The experientially based technology of meditation and related practices offered by Buddhism is currently having a major impact on modern medicine and psychotherapeutic intervention. Claims about the beneficial effects of these practices on both mental and physical health and well-being have catalyzed serious efforts to examine the mechanisms by which meditation produces salubrious consequences. The Mind & Life dialogues have directly spawned new research demonstrating changes in both brain and immune function produced by meditation. This work is helping to restore the brain back into the context of the body to examine how changes in the brain have downstream effects on the immune, autonomic and endocrine systems, all of which are implicated in health and disease.
Epistemology
Although the life and cognitive sciences are where Buddhism can touch science intimately, at the detailed research level, it can also have a great importance at the more fundamental or epistemological level. In fact, the philosophical refinements in the Buddhist tradition concerning the nature of reality, perception and logic, are as deep as its observational base of human experience. This includes notions such as designated identity, co-dependent origination and emptiness that have no counterpart in the philosophical heritage of the West.

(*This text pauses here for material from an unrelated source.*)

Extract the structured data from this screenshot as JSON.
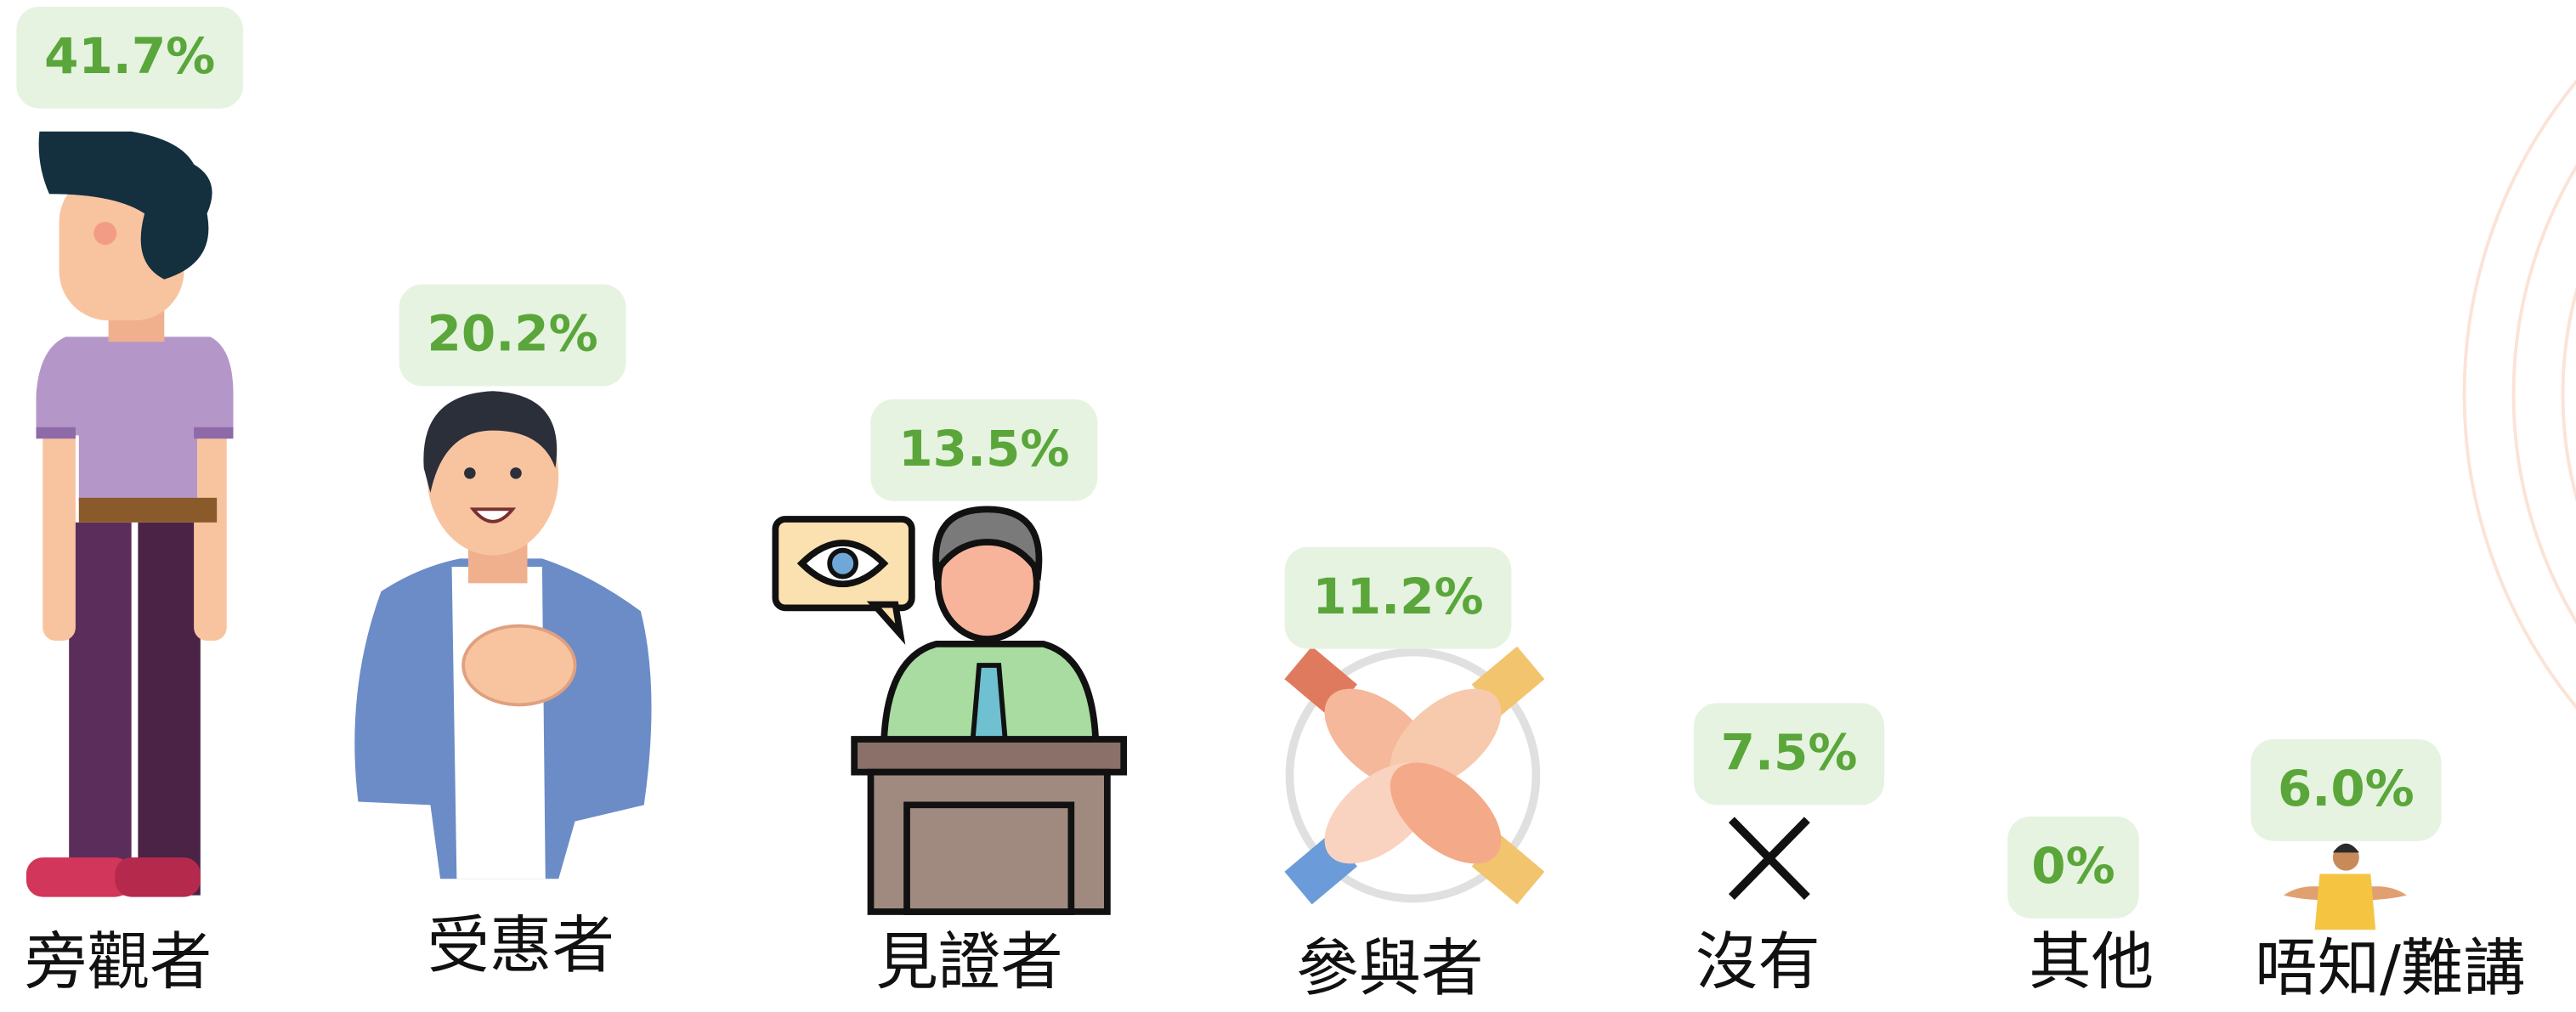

Modern physics is perhaps where this second meeting ground is most visible. Physics is in the middle of a conceptual revolution pursuing the so-called unification efforts, in order to relate the minute universe of quantum mechanism to that of macrophysics and gravitation. As is well known, such research has opened numerous gaping epistemological questions; for example non-locality, the origin of the universe, and the role of the observer. Philosophers of science and research physicists have found these conceptual or epistemological exchanges potentially precious. (See GEO Magazine, cover story, January, 1999.) The Mind & Life Institute has decided to continue this line of mutual exploration as the second major contribution Buddhism can offer to modern science.